A pegadinha central desta questão é a inversão de prioridades: o candidato pode pensar que o iSGLT2, por ter proteção cardiovascular, deve ser mantido, mas é exatamente ele que oferece o maior risco perioperatório (cetoacidose euglicêmica). Da mesma forma, o arGLP1, apesar de seus benefícios, precisa de ajuste pelo risco de esvaziamento gástrico. A metformina, embora seja a mais conhecida, tem o manejo mais simples: suspensão no dia da cirurgia. Guarde essa hierarquia de riscos: iSGLT2 (suspender dias antes) > arGLP1 (ajustar conforme risco de aspiração) > metformina (suspender no dia).
Medicamento
Conduta perioperatória
Principal risco
Metformina
Suspender no dia da cirurgia (ou na véspera)
Acidose láctica
Inibidor de SGLT2 (empagliflozina)
Suspender 3 a 4 dias antes
Cetoacidose euglicêmica
Agonista de GLP-1 (liraglutida)
Ajustar dose ou suspender conforme risco (véspera/dia)
Esvaziamento gástrico prolongado e broncoaspiração
Antidiabéticos no perioperatório: Metformina (Suspender no dia da cirurgia, Risco: acidose láctica); Inibidor de SGLT2 (Suspender 3-4 dias antes, Risco: cetoacidose euglicêmica); Agonista de GLP-1 (Ajustar conforme risco, Risco: esvaziamento gástrico)
Alternativa A — ❌ Incorreta
Manter todos os medicamentos até a cirurgia é perigoso. O iSGLT2 (empagliflozina) deve ser suspenso dias antes pelo risco de cetoacidose euglicêmica, e o arGLP1 (liraglutida) pode causar retenção gástrica e broncoaspiração. A estabilidade glicêmica não justifica manter fármacos com riscos perioperatórios específicos.
Alternativa B — ❌ Incorreta
Suspender a metformina na véspera está correto, mas manter o iSGLT2 é um erro grave. O perfil cardiovascular favorável do iSGLT2 não elimina o risco de cetoacidose euglicêmica no perioperatório, que é a principal razão para sua suspensão antecipada.
Alternativa C — ✅ Correta ⟵ GABARITO
Esta é a conduta correta. O iSGLT2 deve ser suspenso de 3 a 4 dias antes da cirurgia para prevenir cetoacidose euglicêmica. O arGLP1 (liraglutida) deve ser ajustado conforme o risco de esvaziamento gástrico prolongado, que aumenta o risco de broncoaspiração. A metformina, embora não mencionada explicitamente, deve ser suspensa no dia da cirurgia.
Alternativa D — ❌ Incorreta
Interromper todos os agentes e adotar insulina é uma conduta excessiva e não é a recomendação padrão. A insulinoterapia é reservada para casos de descompensação glicêmica, cirurgias de grande porte ou pacientes que já usam insulina. Para a maioria dos diabéticos tipo 2 em cirurgia eletiva, o manejo é a suspensão seletiva dos antidiabéticos orais, não a substituição universal por insulina.

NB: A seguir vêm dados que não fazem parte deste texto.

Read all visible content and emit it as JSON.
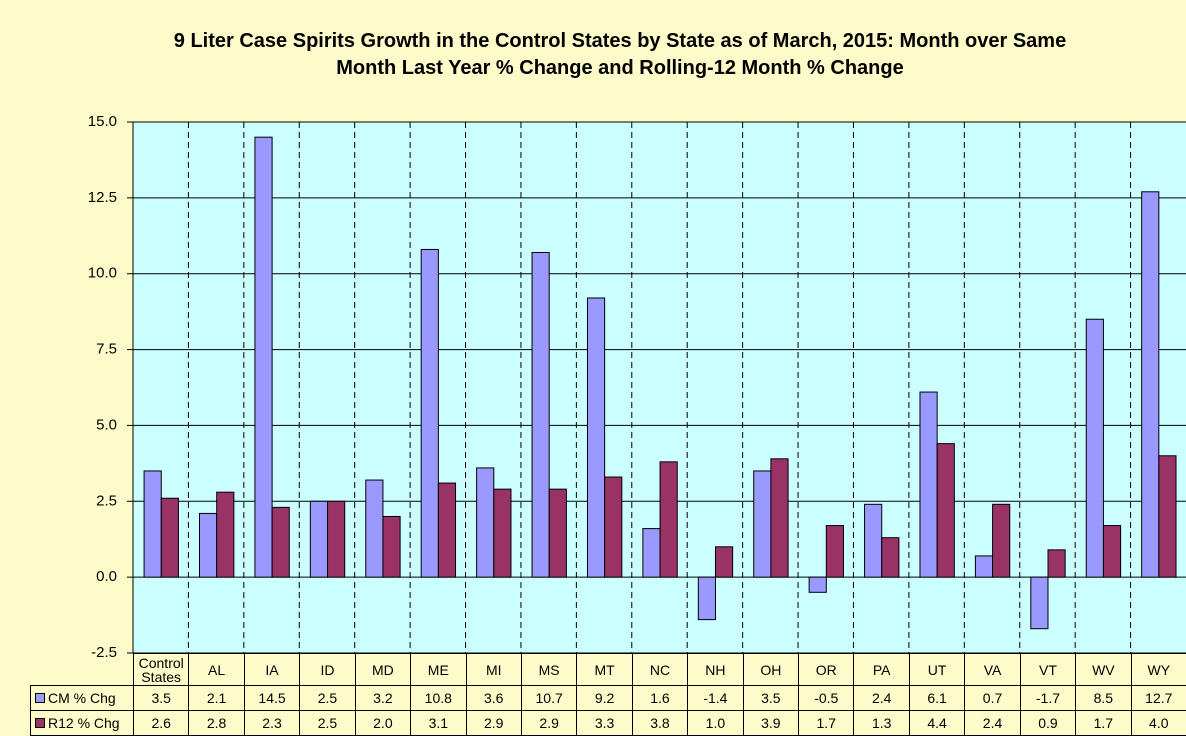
{
  "chart_data": {
    "type": "bar",
    "title": "9 Liter Case Spirits Growth in the Control States by State as of March, 2015: Month over Same Month Last Year % Change and Rolling-12 Month % Change",
    "categories": [
      "Control States",
      "AL",
      "IA",
      "ID",
      "MD",
      "ME",
      "MI",
      "MS",
      "MT",
      "NC",
      "NH",
      "OH",
      "OR",
      "PA",
      "UT",
      "VA",
      "VT",
      "WV",
      "WY"
    ],
    "series": [
      {
        "name": "CM % Chg",
        "color": "#9999ff",
        "values": [
          3.5,
          2.1,
          14.5,
          2.5,
          3.2,
          10.8,
          3.6,
          10.7,
          9.2,
          1.6,
          -1.4,
          3.5,
          -0.5,
          2.4,
          6.1,
          0.7,
          -1.7,
          8.5,
          12.7
        ],
        "value_labels": [
          "3.5",
          "2.1",
          "14.5",
          "2.5",
          "3.2",
          "10.8",
          "3.6",
          "10.7",
          "9.2",
          "1.6",
          "-1.4",
          "3.5",
          "-0.5",
          "2.4",
          "6.1",
          "0.7",
          "-1.7",
          "8.5",
          "12.7"
        ]
      },
      {
        "name": "R12 % Chg",
        "color": "#993366",
        "values": [
          2.6,
          2.8,
          2.3,
          2.5,
          2.0,
          3.1,
          2.9,
          2.9,
          3.3,
          3.8,
          1.0,
          3.9,
          1.7,
          1.3,
          4.4,
          2.4,
          0.9,
          1.7,
          4.0
        ],
        "value_labels": [
          "2.6",
          "2.8",
          "2.3",
          "2.5",
          "2.0",
          "3.1",
          "2.9",
          "2.9",
          "3.3",
          "3.8",
          "1.0",
          "3.9",
          "1.7",
          "1.3",
          "4.4",
          "2.4",
          "0.9",
          "1.7",
          "4.0"
        ]
      }
    ],
    "ylim": [
      -2.5,
      15
    ],
    "yticks": [
      -2.5,
      {
        "value": 0,
        "label": "0.0"
      },
      2.5,
      {
        "value": 5,
        "label": "5.0"
      },
      7.5,
      {
        "value": 10,
        "label": "10.0"
      },
      12.5,
      {
        "value": 15,
        "label": "15.0"
      }
    ],
    "grid": true
  }
}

Alternativa E — ❌ Incorreta
Suspender apenas a metformina é insuficiente. O iSGLT2 (empagliflozina) deve ser suspenso dias antes pelo risco de cetoacidose euglicêmica, e o arGLP1 (liraglutida) deve ser ajustado pelo risco de esvaziamento gástrico. A alternativa ignora os riscos específicos das outras duas classes.
NÃO CAIA NESSA!
A banca explora a inversão de prioridades: o candidato pode achar que o iSGLT2, por ter proteção cardiovascular, deve ser mantido — mas é ele que oferece o maior risco perioperatório (cetoacidose euglicêmica). Da mesma forma, o arGLP1, apesar dos benefícios, precisa de ajuste pelo risco de aspiração. A metformina, embora mais conhecida, tem o manejo mais simples: suspensão no dia da cirurgia. Com treino, você enxerga essas trocas de longe 💪
PEGA ESSA DICA!
Para memorizar a hierarquia de riscos no perioperatório, use a ordem: iSGLT2 (suspender dias antes) > arGLP1 (ajustar conforme risco de aspiração) > metformina (suspender no dia). Essa sequência reflete a gravidade do risco: cetoacidose euglicêmica > broncoaspiração > acidose láctica.